Les Printemps arabes ont mis en péril cet extraordinaire édifice : pour des raisons trop brièvement résumées (« À Doha, l’élite et l’Émir pensaient que les Arabes devaient résoudre les problèmes des Arabes » — p. 195), la diplomatie qatarie rompt avec sa posture d’honnête courtier et s’engage militairement contre Kadhafi, elle soutient activement les Frères musulmans en Syrie et en Égypte, Ennahada en Tunisie. M. Lazar présente cette « hyperactivité » comme un virage vers une « politique de puissance » qui place le Qatar en porte-à-faux avec ses voisins qui combattent l’influence des Frères alors que Washington, Israël et la Turquie sont irrités par le soutien apporté au Hamas et par l’incapacité du Qatar à unifier l’opposition syrienne modérée qui profite aux milices liées à Al-Qaeda.

L’étude s’arrête à la fin de 2012, avant l’abdication de l’Émir Hamad mais les deux articles cités au début prolongent opportunément l’ouvrage. Sans préciser si l’échec de la politique de puissance a accéléré une succession programmée antérieurement, l’auteur anticipe un double mouvement de recentrage sur les problèmes de développement intérieur (« le nouvel émir souhaite construire sa relation avec ses sujets ») et un retour à une politique d’influence sans implication directe : premier geste diplomatique explicite du nouvel émir a été une visite au Roi d’Arabie complétée semble-t-il par un net ralentissement des fournitures d’armes lourdes à l’opposition syrienne, ce qui répondrait aux souhaits des États-Unis.

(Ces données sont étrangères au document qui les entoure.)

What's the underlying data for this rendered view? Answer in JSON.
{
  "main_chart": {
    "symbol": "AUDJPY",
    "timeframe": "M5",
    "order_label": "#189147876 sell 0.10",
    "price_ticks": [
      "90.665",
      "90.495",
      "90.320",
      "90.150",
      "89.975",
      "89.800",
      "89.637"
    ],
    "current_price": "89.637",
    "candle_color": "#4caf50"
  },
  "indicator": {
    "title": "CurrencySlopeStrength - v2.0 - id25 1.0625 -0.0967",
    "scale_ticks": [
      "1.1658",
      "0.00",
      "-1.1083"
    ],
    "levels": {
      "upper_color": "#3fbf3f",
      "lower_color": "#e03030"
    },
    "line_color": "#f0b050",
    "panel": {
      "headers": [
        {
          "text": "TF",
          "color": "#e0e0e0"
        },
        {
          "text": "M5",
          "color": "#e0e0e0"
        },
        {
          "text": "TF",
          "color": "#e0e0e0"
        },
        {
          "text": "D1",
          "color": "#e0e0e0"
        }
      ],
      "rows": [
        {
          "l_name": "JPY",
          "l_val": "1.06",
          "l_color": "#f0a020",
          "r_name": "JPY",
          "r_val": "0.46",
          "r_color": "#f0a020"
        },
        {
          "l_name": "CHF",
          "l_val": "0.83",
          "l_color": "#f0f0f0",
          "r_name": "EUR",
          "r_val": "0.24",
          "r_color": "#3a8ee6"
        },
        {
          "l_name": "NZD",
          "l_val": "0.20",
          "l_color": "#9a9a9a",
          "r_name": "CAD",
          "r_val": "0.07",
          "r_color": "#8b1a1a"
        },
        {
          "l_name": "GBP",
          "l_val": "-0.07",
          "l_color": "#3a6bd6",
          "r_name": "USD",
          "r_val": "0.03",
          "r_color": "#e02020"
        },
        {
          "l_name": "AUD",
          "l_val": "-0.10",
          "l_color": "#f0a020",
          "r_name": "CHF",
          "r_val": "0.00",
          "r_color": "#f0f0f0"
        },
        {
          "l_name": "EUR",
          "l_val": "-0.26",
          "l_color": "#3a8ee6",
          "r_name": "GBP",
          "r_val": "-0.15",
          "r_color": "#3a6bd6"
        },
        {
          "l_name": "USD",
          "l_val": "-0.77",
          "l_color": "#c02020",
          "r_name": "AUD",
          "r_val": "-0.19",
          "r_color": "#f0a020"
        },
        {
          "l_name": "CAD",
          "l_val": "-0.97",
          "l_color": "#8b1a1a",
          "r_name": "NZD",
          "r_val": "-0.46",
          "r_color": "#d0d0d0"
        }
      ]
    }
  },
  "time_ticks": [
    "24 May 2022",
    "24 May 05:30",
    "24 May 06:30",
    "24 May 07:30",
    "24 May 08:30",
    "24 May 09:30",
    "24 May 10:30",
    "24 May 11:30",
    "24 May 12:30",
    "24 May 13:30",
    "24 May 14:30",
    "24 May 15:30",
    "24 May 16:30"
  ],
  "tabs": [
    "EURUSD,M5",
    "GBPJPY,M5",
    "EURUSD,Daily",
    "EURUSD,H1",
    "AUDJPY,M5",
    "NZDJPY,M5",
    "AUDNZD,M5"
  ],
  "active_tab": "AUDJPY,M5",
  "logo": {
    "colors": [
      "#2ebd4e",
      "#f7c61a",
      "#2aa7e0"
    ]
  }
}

Ouvrage d’un universitaire, Mehdi Lazar est docteur en géographie et également diplômé de l’Institut français de géopolitique, sa première vertu est de se tenir à distance des jugements unilatéraux et excessifs remplacés par des informations originales sur l’éducation, les femmes, les jeunes et les aspirations très conservatrices de la société qatarie. On peut en revanche regretter le caractère un peu trop général voire répétitif du chapitre dédié à la rente pétrolière et l’extrême brièveté de celui consacré au rôle du Qatar dans les Printemps arabes.

Patrice Touchard
Professeur en classe préparatoire ECS à Prépasup

Mehdi Lazar, Le Qatar aujourd’hui : la singulière trajectoire d’un riche émirat, Paris, Michalon, 2013, 240 p. 29,90 €
à prolonger par Qatar : quelle transition (23 juin 2013).
Qatar : état des lieux, six mois après le changement d’Émir (20 décembre 2013)

Crédits photos : omarsc / jikatu / doudlers via Flickr (cc)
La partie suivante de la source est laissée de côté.